Methane emissions in japonica rice paddy fields under different elevated CO2 concentrations

There are significant differences in future atmospheric CO 2 concentration under different carbon emission scenarios. Most studies have investigated the effects of elevated CO 2 concentrations on CH 4 emissions from paddy fields under a fixed CO 2 concentration. However, atmospheric CO 2 concentration are gradually increasing. Therefore, the relationship between elevated CO 2 concentrations and CH 4 emissions in paddy fields is still poorly understood. To investigate the effects of elevated CO 2 concentrations on CH 4 emissions and their mechanisms in paddy fields, a field experiment was conducted using open–top chambers during the 2018–2019 rice ( Oryza sativa L.) growing seasons.

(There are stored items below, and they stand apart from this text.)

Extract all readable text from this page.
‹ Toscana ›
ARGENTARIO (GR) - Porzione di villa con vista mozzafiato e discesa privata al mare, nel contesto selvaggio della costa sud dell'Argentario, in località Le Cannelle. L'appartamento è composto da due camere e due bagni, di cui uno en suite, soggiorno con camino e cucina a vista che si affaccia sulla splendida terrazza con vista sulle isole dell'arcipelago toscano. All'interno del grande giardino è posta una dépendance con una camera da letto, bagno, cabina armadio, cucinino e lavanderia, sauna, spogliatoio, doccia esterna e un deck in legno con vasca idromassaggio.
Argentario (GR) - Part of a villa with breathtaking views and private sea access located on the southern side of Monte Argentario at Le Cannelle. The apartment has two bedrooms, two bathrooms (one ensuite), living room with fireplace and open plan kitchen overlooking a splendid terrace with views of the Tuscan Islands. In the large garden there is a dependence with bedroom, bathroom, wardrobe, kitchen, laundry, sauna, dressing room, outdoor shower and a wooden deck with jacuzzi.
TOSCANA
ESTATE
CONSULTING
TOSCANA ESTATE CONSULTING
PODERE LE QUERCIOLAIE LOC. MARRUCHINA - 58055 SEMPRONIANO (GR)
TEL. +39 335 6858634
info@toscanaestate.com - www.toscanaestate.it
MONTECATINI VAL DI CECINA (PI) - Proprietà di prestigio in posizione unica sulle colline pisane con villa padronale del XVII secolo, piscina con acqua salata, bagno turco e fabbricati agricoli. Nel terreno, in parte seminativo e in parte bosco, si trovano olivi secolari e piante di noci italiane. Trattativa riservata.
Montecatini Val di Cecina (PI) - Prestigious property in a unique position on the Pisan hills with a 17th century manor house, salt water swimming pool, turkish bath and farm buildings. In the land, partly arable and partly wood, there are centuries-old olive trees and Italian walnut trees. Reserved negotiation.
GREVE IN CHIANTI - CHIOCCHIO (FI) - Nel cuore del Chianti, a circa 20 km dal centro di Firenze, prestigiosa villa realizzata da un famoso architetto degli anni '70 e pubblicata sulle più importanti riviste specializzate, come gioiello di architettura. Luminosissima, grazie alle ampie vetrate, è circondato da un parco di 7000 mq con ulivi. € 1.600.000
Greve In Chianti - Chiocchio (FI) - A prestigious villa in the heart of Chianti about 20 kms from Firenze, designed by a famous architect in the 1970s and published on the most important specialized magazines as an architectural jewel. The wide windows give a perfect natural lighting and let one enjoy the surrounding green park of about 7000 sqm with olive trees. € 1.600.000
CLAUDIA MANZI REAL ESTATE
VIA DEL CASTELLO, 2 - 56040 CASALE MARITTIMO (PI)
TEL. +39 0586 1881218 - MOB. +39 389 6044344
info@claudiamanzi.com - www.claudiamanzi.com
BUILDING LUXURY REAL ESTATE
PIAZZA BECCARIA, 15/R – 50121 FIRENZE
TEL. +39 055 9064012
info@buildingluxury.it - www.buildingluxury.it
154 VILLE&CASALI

The experimental treatments included three CO 2 concentration levels: ambient CO 2 concentration (C), low elevated CO 2 concentration (C 1 , 120 μmol mol –1 above C in 2018; C 2 , 160 μmol mol –1 above C in 2019), and high elevated CO 2 concentration (C 3 , 200 μmol mol –1 above C). CH 4 fluxes were measured using a transparent static chamber–laser greenhouse gas analyzer. The results showed that elevated CO 2 concentrations had no significant effect on CH 4 emissions in paddy fields, but they significantly increased the CH 4 emission/yield ratio, which increased linearly with increasing CO 2 concentration. In addition, there was a significant linear correlation between CH 4 flux and the shoot biomass of rice. Stepwise regression analysis showed that the linear model based on soil urease activity and dissolved organic carbon and ammonium content explained 76% of the variation in CH 4 emissions during the 2018 rice–growing season. Meanwhile, the linear model based on soil invertase activity and dissolved organic carbon and nitrate content explained 73% of the variation in CH 4 emissions during the 2019 rice–growing season. Moreover, the linear model based on rice shoot biomass and soil dissolved organic carbon content explained 88% of the variation in CH 4 emissions during two rice–growing seasons. Overall, the shoot biomass of rice, the activities of invertase and urease, and the unstable C and N substrate content in soil effectively controlled CH 4 emissions in a japonica rice paddy field.